In the universities and in the job market, America’s systems of racial and ethnic quotas have generally harmed Jews—whether by a design a century ago or in the name of helping other groups today. For precisely this reason, Ruth Wisse has argued that American Jews ought to oppose the efforts of colleges like Harvard to exclude Asian Americans. Behind such discriminatory policies are governmental systems designed to sort U.S. citizens by race, which are the subject of a new book by David E. Bernstein. George Will begins his review by citing an example of a Jew named Steve Lynn, who, unusually, benefitted from a quota:
His business qualified as a minority business enterprise because his ancestors were Sephardi Jews who fled Spain centuries ago, making him, in the government’s squint, Hispanic. Your government decrees that immigrants from India are Asians but their cousins from Afghanistan are White. In America’s benighted days of yore, hearings and trials determined racial identities (octoroon, quadroon, etc.). In today’s America, such determinations are progressive because they protect the integrity, such as it is, of affirmative-action programs.
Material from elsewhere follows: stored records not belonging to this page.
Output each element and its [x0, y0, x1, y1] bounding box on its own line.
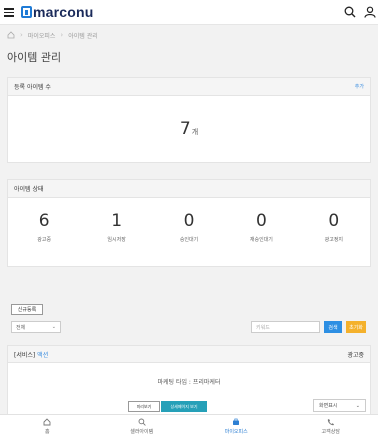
display-select-value: 화면표시 [319, 403, 338, 409]
item-title[interactable]: [서비스] 액션 [14, 350, 48, 359]
new-item-button[interactable]: 신규등록 [11, 304, 43, 315]
count-unit: 개 [191, 127, 199, 136]
bottom-nav: 홈 셀러아이템 마이오피스 고객상담 [0, 414, 378, 437]
breadcrumb-item[interactable]: 아이템 관리 [68, 31, 98, 40]
breadcrumb-item[interactable]: 마이오피스 [28, 31, 56, 40]
logo-icon [21, 6, 32, 18]
page-title: 아이템 관리 [7, 51, 62, 64]
search-icon [138, 418, 146, 426]
status-value: 0 [183, 211, 195, 231]
logo-text: marconu [33, 4, 94, 20]
status-pending-reapproval[interactable]: 0 재승인대기 [225, 211, 297, 243]
breadcrumb-separator: › [60, 31, 64, 39]
status-value: 6 [38, 211, 50, 231]
reset-button[interactable]: 초기화 [346, 321, 366, 333]
chevron-down-icon: ⌄ [355, 402, 360, 409]
status-label: 재승인대기 [249, 237, 273, 243]
panel-title: 등록 아이템 수 [14, 84, 51, 91]
user-icon[interactable] [364, 6, 376, 18]
item-actions: 미리보기 상세페이지 보기 화면표시 ⌄ [8, 399, 370, 415]
breadcrumb: › 마이오피스 › 아이템 관리 [7, 30, 98, 40]
status-label: 광고중 [37, 237, 52, 243]
status-label: 광고정지 [324, 237, 344, 243]
briefcase-icon [233, 418, 240, 425]
marketing-type: 마케팅 타입 : 프리마케터 [157, 379, 221, 386]
nav-label: 셀러아이템 [130, 428, 154, 435]
item-count: 7 [179, 119, 191, 139]
filter-select[interactable]: 전체 ⌄ [11, 321, 61, 333]
logo[interactable]: marconu [21, 4, 94, 20]
filter-selected-value: 전체 [16, 324, 26, 331]
top-header: marconu [0, 0, 378, 25]
menu-icon[interactable] [4, 8, 14, 17]
nav-label: 마이오피스 [224, 428, 248, 435]
status-value: 1 [111, 211, 123, 231]
preview-button[interactable]: 미리보기 [128, 401, 160, 412]
phone-icon [327, 418, 334, 425]
keyword-input[interactable]: 키워드 [251, 321, 320, 333]
registered-count-panel: 등록 아이템 수 추가 7 개 [7, 77, 371, 163]
status-label: 임시저장 [107, 237, 126, 243]
status-suspended[interactable]: 0 광고정지 [298, 211, 370, 243]
status-value: 0 [256, 211, 267, 231]
status-row: 6 광고중 1 임시저장 0 승인대기 0 재승인대기 0 광고정지 [8, 198, 370, 256]
status-value: 0 [328, 211, 340, 231]
status-draft[interactable]: 1 임시저장 [80, 211, 152, 243]
home-icon [43, 417, 51, 425]
item-status: 광고중 [347, 351, 364, 359]
status-label: 승인대기 [179, 237, 199, 243]
search-icon[interactable] [344, 6, 356, 18]
panel-header: 등록 아이템 수 추가 [8, 78, 370, 96]
detail-page-button[interactable]: 상세페이지 보기 [161, 401, 207, 412]
item-name: 액션 [37, 351, 49, 359]
item-status-panel: 아이템 상태 6 광고중 1 임시저장 0 승인대기 0 재승인대기 0 광고정… [7, 179, 371, 267]
item-card: [서비스] 액션 광고중 마케팅 타입 : 프리마케터 미리보기 상세페이지 보… [7, 345, 371, 417]
nav-seller-items[interactable]: 셀러아이템 [95, 415, 190, 437]
nav-my-office[interactable]: 마이오피스 [189, 415, 284, 437]
nav-label: 고객상담 [321, 428, 340, 435]
home-icon[interactable] [7, 31, 15, 39]
nav-home[interactable]: 홈 [0, 415, 95, 437]
search-button[interactable]: 검색 [324, 321, 342, 333]
add-link[interactable]: 추가 [355, 83, 364, 90]
breadcrumb-separator: › [20, 31, 23, 39]
status-pending-approval[interactable]: 0 승인대기 [153, 211, 225, 243]
count-display: 7 개 [8, 96, 370, 162]
status-advertising[interactable]: 6 광고중 [8, 211, 80, 243]
item-header: [서비스] 액션 광고중 [8, 346, 370, 363]
nav-customer-service[interactable]: 고객상담 [284, 415, 378, 437]
panel-header: 아이템 상태 [8, 180, 370, 198]
chevron-down-icon: ⌄ [51, 324, 56, 330]
nav-label: 홈 [44, 428, 50, 435]
display-select[interactable]: 화면표시 ⌄ [313, 399, 366, 412]
panel-title: 아이템 상태 [14, 186, 44, 193]
item-category: [서비스] [14, 351, 36, 359]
In 1977, to facilitate gathering racial and ethnic data, the government promulgated racial and ethnic categories, but stipulated that they should not be “determinants of eligibility for participation in any federal program.” This was promptly ignored, and has been exacerbated by the American tradition of self-identification. Soon a scramble was on to win victim status, and to deny that status to groups which, if they clambered aboard the gravy train, would leave less gravy for the supposedly more deserving.
The racial/cultural/geographic/whatever spoils system is now so entrenched, it is too late for what would encourage a shared national identity: complete separation of race and state. Meaning, government abstention from racial and ethnic classifications.
Today’s ever-more-arbitrary system vindicates Bernstein’s warning that such classifications are “self-fulfilling”: they encourage people to think of themselves not as individuals but as members of grasping grievance groups. Young people are taught this unattractive orthodoxy at colleges that celebrate a “diversity” that is skin-deep.